I converted the .weights file to ONNX using the TensorRT tools, then converted the ONNX model to TensorRT engine like this :
void ONNXConvert()
{
MyLogger logger;
nvinfer1::IBuilder* builder = nvinfer1::createInferBuilder(logger);
nvinfer1::INetworkDefinition* network = builder->createNetworkV2(1U << static_cast<int>(nvinfer1::NetworkDefinitionCreationFlag::kEXPLICIT_BATCH));
// Load ONNX model
const auto parser = nvonnxparser::createParser(*network, logger);
// Parse the ONNX model
// Some code here...
std::ifstream onnxFile(onnxModelFile, std::ios::binary);
if (!onnxFile)
{
std::cerr << "Error opening ONNX model file. " << onnxModelFile << std::endl;
return;
}
onnxFile.seekg(0, onnxFile.end);
const size_t modelSize = onnxFile.tellg();
onnxFile.seekg(0, onnxFile.beg);
// Allocate buffer to hold the ONNX model
std::vector<char> onnxModelBuffer(modelSize);
onnxFile.read(onnxModelBuffer.data(), modelSize);
if (!parser->parse(onnxModelBuffer.data(), modelSize))
{
std::cerr << "Error parsing ONNX model." << std::endl;
return;
}
// Create a builder configuration
nvinfer1::IBuilderConfig* config = builder->createBuilderConfig();
// Set configuration options as needed
config->setMemoryPoolLimit(nvinfer1::MemoryPoolType::kWORKSPACE, 1 << 30);
nvinfer1::IHostMemory* serializedEngine = builder->buildSerializedNetwork(*network, *config);
std::cout << "Number of layers in the network: " << network->getNbLayers() << std::endl;
std::ofstream outFile("yolov4.engine", std::ios::binary);
outFile.write(reinterpret_cast<const char*>(serializedEngine->data()), serializedEngine->size());
outFile.close();
builder->destroy();
network->destroy();
serializedEngine->destroy();
}
This done, I can load the generated engine and perform the inference, everything seems to goes well until I try to parse the detection results.
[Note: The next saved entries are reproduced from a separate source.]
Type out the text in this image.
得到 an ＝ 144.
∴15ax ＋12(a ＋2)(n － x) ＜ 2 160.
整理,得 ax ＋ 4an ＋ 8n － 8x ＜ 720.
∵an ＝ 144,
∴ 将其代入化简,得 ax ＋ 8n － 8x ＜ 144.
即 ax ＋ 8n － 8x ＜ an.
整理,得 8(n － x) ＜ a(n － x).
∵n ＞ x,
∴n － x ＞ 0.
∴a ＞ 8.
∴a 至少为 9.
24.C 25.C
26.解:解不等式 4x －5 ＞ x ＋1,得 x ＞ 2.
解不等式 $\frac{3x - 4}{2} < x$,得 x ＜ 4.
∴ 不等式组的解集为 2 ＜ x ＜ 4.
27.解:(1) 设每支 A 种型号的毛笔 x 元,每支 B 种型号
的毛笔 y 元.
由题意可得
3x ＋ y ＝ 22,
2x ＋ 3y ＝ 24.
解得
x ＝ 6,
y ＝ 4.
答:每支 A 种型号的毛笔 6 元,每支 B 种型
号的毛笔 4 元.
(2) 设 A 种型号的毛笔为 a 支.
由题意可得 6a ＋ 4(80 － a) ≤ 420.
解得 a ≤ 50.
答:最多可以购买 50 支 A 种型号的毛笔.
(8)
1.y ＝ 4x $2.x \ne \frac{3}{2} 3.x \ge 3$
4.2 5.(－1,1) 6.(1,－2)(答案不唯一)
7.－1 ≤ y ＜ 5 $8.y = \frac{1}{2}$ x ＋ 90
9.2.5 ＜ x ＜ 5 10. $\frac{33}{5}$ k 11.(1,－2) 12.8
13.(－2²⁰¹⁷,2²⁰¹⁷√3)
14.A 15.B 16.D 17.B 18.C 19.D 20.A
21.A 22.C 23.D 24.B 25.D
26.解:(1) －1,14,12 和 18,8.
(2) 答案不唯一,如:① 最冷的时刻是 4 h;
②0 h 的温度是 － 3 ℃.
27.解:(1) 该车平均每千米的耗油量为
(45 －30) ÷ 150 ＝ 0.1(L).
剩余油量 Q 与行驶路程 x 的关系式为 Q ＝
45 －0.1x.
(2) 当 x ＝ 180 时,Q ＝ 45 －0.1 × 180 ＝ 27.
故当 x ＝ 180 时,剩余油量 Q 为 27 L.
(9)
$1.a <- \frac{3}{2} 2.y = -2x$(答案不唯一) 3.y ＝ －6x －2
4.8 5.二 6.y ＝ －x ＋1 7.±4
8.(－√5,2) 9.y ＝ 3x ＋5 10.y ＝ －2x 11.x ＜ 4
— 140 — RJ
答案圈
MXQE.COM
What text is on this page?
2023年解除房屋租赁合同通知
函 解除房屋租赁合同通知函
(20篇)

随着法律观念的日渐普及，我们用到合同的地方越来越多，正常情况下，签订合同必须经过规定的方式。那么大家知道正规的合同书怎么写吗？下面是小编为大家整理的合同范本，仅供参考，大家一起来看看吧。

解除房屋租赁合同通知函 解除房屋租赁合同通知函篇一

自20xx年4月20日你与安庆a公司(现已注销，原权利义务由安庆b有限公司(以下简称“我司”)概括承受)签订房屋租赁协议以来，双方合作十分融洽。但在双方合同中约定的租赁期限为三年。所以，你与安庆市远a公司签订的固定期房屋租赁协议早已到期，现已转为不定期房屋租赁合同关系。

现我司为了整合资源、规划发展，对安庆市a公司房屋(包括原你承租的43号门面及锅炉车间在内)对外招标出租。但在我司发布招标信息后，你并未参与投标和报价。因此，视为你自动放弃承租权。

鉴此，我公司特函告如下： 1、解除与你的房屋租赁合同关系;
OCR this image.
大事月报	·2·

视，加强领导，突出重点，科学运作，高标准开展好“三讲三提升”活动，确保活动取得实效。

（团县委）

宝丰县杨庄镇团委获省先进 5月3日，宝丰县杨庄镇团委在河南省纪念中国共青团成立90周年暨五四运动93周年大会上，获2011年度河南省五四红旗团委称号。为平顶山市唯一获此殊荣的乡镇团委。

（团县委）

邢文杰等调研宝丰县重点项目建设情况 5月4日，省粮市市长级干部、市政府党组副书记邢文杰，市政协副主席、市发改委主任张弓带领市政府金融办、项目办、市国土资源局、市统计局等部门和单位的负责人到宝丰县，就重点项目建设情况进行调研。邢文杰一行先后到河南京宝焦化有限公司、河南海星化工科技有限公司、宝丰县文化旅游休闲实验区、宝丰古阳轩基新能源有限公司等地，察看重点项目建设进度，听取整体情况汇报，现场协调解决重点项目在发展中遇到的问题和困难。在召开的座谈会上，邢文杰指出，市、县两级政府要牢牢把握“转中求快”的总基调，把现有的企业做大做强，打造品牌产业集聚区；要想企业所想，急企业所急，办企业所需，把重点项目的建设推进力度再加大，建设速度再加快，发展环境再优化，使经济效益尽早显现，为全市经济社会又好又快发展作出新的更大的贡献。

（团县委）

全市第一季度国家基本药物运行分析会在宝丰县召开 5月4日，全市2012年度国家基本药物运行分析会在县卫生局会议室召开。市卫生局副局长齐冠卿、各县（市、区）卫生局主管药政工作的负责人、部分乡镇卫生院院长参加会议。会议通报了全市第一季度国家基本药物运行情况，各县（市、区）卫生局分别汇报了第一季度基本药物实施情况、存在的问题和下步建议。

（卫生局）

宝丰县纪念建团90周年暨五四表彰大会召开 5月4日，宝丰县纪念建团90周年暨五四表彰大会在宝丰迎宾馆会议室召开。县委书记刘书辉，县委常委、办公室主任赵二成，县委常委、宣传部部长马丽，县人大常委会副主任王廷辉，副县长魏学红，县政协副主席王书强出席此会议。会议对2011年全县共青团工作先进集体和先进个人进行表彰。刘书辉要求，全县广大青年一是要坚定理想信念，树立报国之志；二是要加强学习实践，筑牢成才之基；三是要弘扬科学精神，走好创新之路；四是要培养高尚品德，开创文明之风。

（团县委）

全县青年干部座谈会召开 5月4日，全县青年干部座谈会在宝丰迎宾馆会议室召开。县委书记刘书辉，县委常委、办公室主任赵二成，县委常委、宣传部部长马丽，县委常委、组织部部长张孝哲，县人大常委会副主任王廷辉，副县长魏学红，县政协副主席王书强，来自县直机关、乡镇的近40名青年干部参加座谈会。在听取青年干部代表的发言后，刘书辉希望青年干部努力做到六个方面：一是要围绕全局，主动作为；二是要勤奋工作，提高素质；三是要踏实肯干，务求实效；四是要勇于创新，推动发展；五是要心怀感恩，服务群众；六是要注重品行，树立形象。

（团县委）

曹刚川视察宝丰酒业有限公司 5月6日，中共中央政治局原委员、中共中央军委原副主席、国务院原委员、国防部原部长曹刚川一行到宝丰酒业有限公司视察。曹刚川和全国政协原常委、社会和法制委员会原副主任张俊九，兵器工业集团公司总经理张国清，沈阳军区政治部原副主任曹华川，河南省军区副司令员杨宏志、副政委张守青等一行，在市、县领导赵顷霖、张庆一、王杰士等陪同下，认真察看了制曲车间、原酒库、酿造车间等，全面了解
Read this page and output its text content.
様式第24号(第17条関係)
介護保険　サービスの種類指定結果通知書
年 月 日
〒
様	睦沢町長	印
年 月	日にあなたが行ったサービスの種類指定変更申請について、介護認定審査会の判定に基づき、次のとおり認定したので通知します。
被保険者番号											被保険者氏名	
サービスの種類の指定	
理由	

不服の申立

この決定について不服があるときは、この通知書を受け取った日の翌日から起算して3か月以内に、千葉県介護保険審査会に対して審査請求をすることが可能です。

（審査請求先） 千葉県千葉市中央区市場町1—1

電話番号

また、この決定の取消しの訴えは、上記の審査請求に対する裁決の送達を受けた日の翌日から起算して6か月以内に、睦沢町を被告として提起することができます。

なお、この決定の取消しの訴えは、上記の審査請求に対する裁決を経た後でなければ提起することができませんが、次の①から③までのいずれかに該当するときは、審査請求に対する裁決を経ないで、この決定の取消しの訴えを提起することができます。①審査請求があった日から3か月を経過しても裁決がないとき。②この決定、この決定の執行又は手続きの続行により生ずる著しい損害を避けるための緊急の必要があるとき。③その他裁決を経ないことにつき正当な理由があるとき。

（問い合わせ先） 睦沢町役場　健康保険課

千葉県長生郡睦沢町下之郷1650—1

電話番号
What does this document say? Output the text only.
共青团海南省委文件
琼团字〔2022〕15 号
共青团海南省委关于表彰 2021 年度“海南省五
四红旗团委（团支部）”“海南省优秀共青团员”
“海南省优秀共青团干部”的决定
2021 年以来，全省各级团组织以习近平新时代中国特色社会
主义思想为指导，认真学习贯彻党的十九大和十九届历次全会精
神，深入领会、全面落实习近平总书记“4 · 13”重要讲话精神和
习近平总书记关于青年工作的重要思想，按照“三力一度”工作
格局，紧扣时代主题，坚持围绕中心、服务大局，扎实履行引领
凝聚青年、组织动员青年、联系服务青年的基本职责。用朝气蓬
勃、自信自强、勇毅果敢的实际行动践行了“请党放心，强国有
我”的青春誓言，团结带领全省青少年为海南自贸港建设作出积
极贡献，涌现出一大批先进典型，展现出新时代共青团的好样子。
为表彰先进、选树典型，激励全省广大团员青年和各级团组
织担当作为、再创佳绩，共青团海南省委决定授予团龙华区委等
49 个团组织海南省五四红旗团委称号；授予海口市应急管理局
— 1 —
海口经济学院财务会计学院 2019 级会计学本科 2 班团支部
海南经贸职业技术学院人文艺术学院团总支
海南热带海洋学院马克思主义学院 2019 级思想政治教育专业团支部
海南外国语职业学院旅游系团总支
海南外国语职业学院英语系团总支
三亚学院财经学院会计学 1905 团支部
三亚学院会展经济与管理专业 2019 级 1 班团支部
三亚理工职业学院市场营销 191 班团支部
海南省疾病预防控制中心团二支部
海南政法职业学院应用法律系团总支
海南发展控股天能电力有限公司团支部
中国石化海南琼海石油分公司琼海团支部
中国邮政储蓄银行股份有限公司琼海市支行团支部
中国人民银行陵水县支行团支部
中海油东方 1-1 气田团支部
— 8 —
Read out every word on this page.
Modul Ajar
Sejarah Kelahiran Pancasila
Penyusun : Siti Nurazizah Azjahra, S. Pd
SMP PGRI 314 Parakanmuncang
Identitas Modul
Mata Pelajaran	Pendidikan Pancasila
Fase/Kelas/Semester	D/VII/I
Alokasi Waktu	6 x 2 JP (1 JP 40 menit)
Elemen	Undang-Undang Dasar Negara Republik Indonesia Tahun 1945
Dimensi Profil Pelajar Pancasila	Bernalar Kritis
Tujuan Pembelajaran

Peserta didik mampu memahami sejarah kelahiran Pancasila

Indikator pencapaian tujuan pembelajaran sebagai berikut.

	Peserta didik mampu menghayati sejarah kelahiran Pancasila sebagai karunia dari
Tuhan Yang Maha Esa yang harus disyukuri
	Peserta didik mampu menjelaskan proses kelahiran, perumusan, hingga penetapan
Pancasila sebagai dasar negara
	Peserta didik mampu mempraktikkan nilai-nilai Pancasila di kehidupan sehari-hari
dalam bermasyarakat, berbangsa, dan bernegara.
I want to know the classes probabilities and the bounding boxes coordinates, but everything I have is inconsistent values.
From my YoloV4 config, I know I have :
- 20 classes
- Input width = 608
- Input height = 608
- Channels = 3
- 9 anchors with dimensions { 12, 16, 19, 36, 40, 28, 36, 75, 76, 55, 72, 146, 142, 110, 192, 243, 459, 401 }
After the inference, I have 2 output buffers :
- a 1x22743x1x4 where I guess I will find the bounding boxes coordinates
- a 1x22743x20 where I guess I will find the classes probabilities
And this where I'm getting lost. Why are there 22743 detections ? How is this number calculated ? How must I parse the detections to correctly compute the coordinates and classes probabilities ?
I innocently tried to directly parse the outputs like that :
for (int d = 0; d < 22743; d++)
{
float maxProb = -1000.0f;
int classId = -1;
for (int c = 0; c < 20; c++)
{
if (classes[d * 20 + c] > maxProb)
{
maxProb = classes[d * 20 + c];
classId = c;
}
}
if (maxProb > CONFIDENCE_THRESHOLD)
{
float boxX = boxes[d * 4];
float boxY = boxes[d * 4 + 1];
float boxW = boxes[d * 4 + 2];
float boxH = boxes[d * 4 + 3];
}
}
But everything I got is tiny probabilities (like < 1E-05), and tiny and sometimes negatives boxes coordinates.
I understand I'm supposed to use what I know about the anchors but I'm really not sure how.
Could someone give me hand about that ? Every help will really be appreciated.